За суровым фасадом Филакиса мелькнуло веселье, и Брин понял, что с ним играют. 

— Быстро и безболезненно. Повтори, будь добр. 

— Быстро... Безболезненно. 

С таким же успехом слова могли быть рунами утраченного языка: Брин повторил их, но не понял.

* * *

Путешествие за стены Города страшило Брина сильнее всего. 

Пугало, как когда-то необходимость выйти из отеля во время очередной депрессии. 

Или побежать сквозь огонь в той горящей тарудантской гостинице. Или сбросить кожу, точнее то, что от нее осталось. 

Постыдная, адская смерть. 

Безболезненная и быстрая, как сказал Филакис. 

Что ж, для кого-кого, но для самого Брина в этой вылазке не было ровным счетом ничего быстрого и безболезненного.
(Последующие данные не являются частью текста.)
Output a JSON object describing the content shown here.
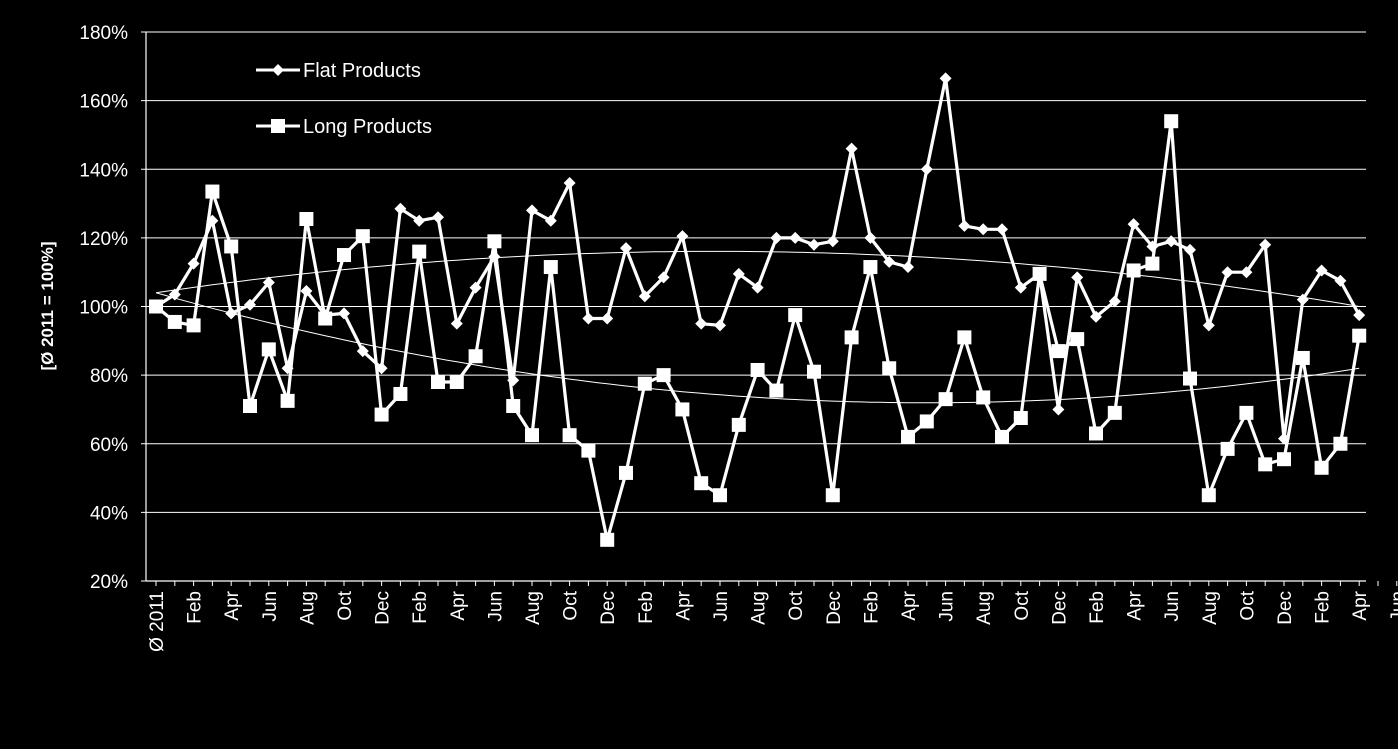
{
  "chart_data": {
    "type": "line",
    "ylabel": "[Ø 2011 = 100%]",
    "ylim": [
      0.2,
      1.8
    ],
    "yticks": [
      "20%",
      "40%",
      "60%",
      "80%",
      "100%",
      "120%",
      "140%",
      "160%",
      "180%"
    ],
    "grid": "horizontal",
    "legend_position": "top-left",
    "colors": {
      "background": "#000000",
      "series": "#ffffff",
      "grid": "#ffffff"
    },
    "x_labels": [
      "Ø 2011",
      "",
      "Feb",
      "",
      "Apr",
      "",
      "Jun",
      "",
      "Aug",
      "",
      "Oct",
      "",
      "Dec",
      "",
      "Feb",
      "",
      "Apr",
      "",
      "Jun",
      "",
      "Aug",
      "",
      "Oct",
      "",
      "Dec",
      "",
      "Feb",
      "",
      "Apr",
      "",
      "Jun",
      "",
      "Aug",
      "",
      "Oct",
      "",
      "Dec",
      "",
      "Feb",
      "",
      "Apr",
      "",
      "Jun",
      "",
      "Aug",
      "",
      "Oct",
      "",
      "Dec",
      "",
      "Feb",
      "",
      "Apr",
      "",
      "Jun",
      "",
      "Aug",
      "",
      "Oct",
      "",
      "Dec",
      "",
      "Feb",
      "",
      "Apr",
      "",
      "Jun",
      "",
      "Aug",
      "",
      "Oct",
      "",
      "Dec",
      "",
      "Feb",
      "",
      "Apr"
    ],
    "series": [
      {
        "name": "Flat Products",
        "marker": "diamond",
        "values": [
          1.0,
          1.035,
          1.125,
          1.25,
          0.98,
          1.005,
          1.07,
          0.82,
          1.045,
          0.975,
          0.98,
          0.87,
          0.82,
          1.285,
          1.25,
          1.26,
          0.95,
          1.055,
          1.145,
          0.785,
          1.28,
          1.25,
          1.36,
          0.965,
          0.965,
          1.17,
          1.03,
          1.085,
          1.205,
          0.95,
          0.945,
          1.095,
          1.055,
          1.2,
          1.2,
          1.18,
          1.19,
          1.46,
          1.2,
          1.13,
          1.115,
          1.4,
          1.665,
          1.235,
          1.225,
          1.225,
          1.055,
          1.095,
          0.7,
          1.085,
          0.97,
          1.015,
          1.24,
          1.175,
          1.19,
          1.165,
          0.945,
          1.1,
          1.1,
          1.18,
          0.615,
          1.02,
          1.105,
          1.075,
          0.975
        ]
      },
      {
        "name": "Long Products",
        "marker": "square",
        "values": [
          1.0,
          0.955,
          0.945,
          1.335,
          1.175,
          0.71,
          0.875,
          0.725,
          1.255,
          0.965,
          1.15,
          1.205,
          0.685,
          0.745,
          1.16,
          0.78,
          0.78,
          0.855,
          1.19,
          0.71,
          0.625,
          1.115,
          0.625,
          0.58,
          0.32,
          0.515,
          0.775,
          0.8,
          0.7,
          0.485,
          0.45,
          0.655,
          0.815,
          0.755,
          0.975,
          0.81,
          0.45,
          0.91,
          1.115,
          0.82,
          0.62,
          0.665,
          0.73,
          0.91,
          0.735,
          0.62,
          0.675,
          1.095,
          0.87,
          0.905,
          0.63,
          0.69,
          1.105,
          1.125,
          1.54,
          0.79,
          0.45,
          0.585,
          0.69,
          0.54,
          0.555,
          0.85,
          0.53,
          0.6,
          0.915
        ]
      }
    ],
    "trendlines": [
      {
        "series": "Flat Products",
        "start": 1.04,
        "mid": 1.16,
        "end": 1.0
      },
      {
        "series": "Long Products",
        "start": 1.04,
        "mid": 0.735,
        "end": 0.82
      }
    ]
  }
}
Хоть и закутался для защиты в многочисленные слои ткани, песчинки проникали внутрь, сдирая и без того ободранную кожу. В ночи пустыня мучила холодом, днем — палящим солнцем и жаждой. Он передвигался лишь в темноте, как тарантул, днем же заползал в ту тень, которую удавалось найти. 

Заскучав, Брин съедал кусочек своего опаленного тела, срыгивал его и съедал еще немного.

Последние остатки здравомыслия развеялись, как песок на ветру, и Брин, не пытаясь бороться, соскользнул в безумие. 

Впрочем, он со странной отстраненностью сознавал легкий вывих в собственной психике, но считал безумие более комфортным, более правильным, чем все известное раньше. 

Он шел по следу диких верблюдов, обмазывался для развлечения и бодрости духа дерьмом берберских обезьян и, складывая горками камушки, подсчитывал убийства, которые совершил за свою жизнь: пять камушков на кучку, семь кучек, и еще четыре камня осталось — как раз будет ровно пять, когда он разберется с Вэл. 

Только вот это требование насчет «быстро и безболезненно». Как же оно бесит, смешало все его планы! Он не привык в чем-то себя ограничивать и мечтает убить Вэл долгой, мучительной смертью. Отказаться от этого из-за какой-то странной прихоти Филакиса так же немыслимо, как променять бриллианты на горстку цирконов. 

Итак, Брин путешествовал по ночам, истекая кровью и думая думы, и к тому времени как наконец-то отыскал описанный Филакисом лагерь и племя пирсингованных фаллических женщин, жаждал лишь одного — убивать и калечить. 

Еще им владела потребность любить, причем любить жестоко. Брин сознавал, что сильно рискует, но уже решил, как поступит. 

Вэл ждет самая мучительная смерть, какую он может придумать. Медовый месяц неспешной расчлениловки и пылкого живодерства, длительный, совершенный роман с болью. 

Только пустыня — неподходящее место для этой долгожданной идиллии. 

Смерть Вэл должна быть чем-то личным и столь же интимным, как самые бурные ласки, священным моментом между ним и любимой женщиной. А пока этот момент не настал, есть другие способы позабавиться. 

К чертям Филакиса с его нелепым приказом! 

И Вэл к чертям... в ад, придуманный им самим.

22

В Городе и пустыне вокруг него часы текли с аномальной скоростью. Порой Вэл казалось, что время еле плетется и пустячные события растягиваются в целую вечность. А иногда поток впечатлений настолько захлестывал, что за день или час будто проходила целая жизнь.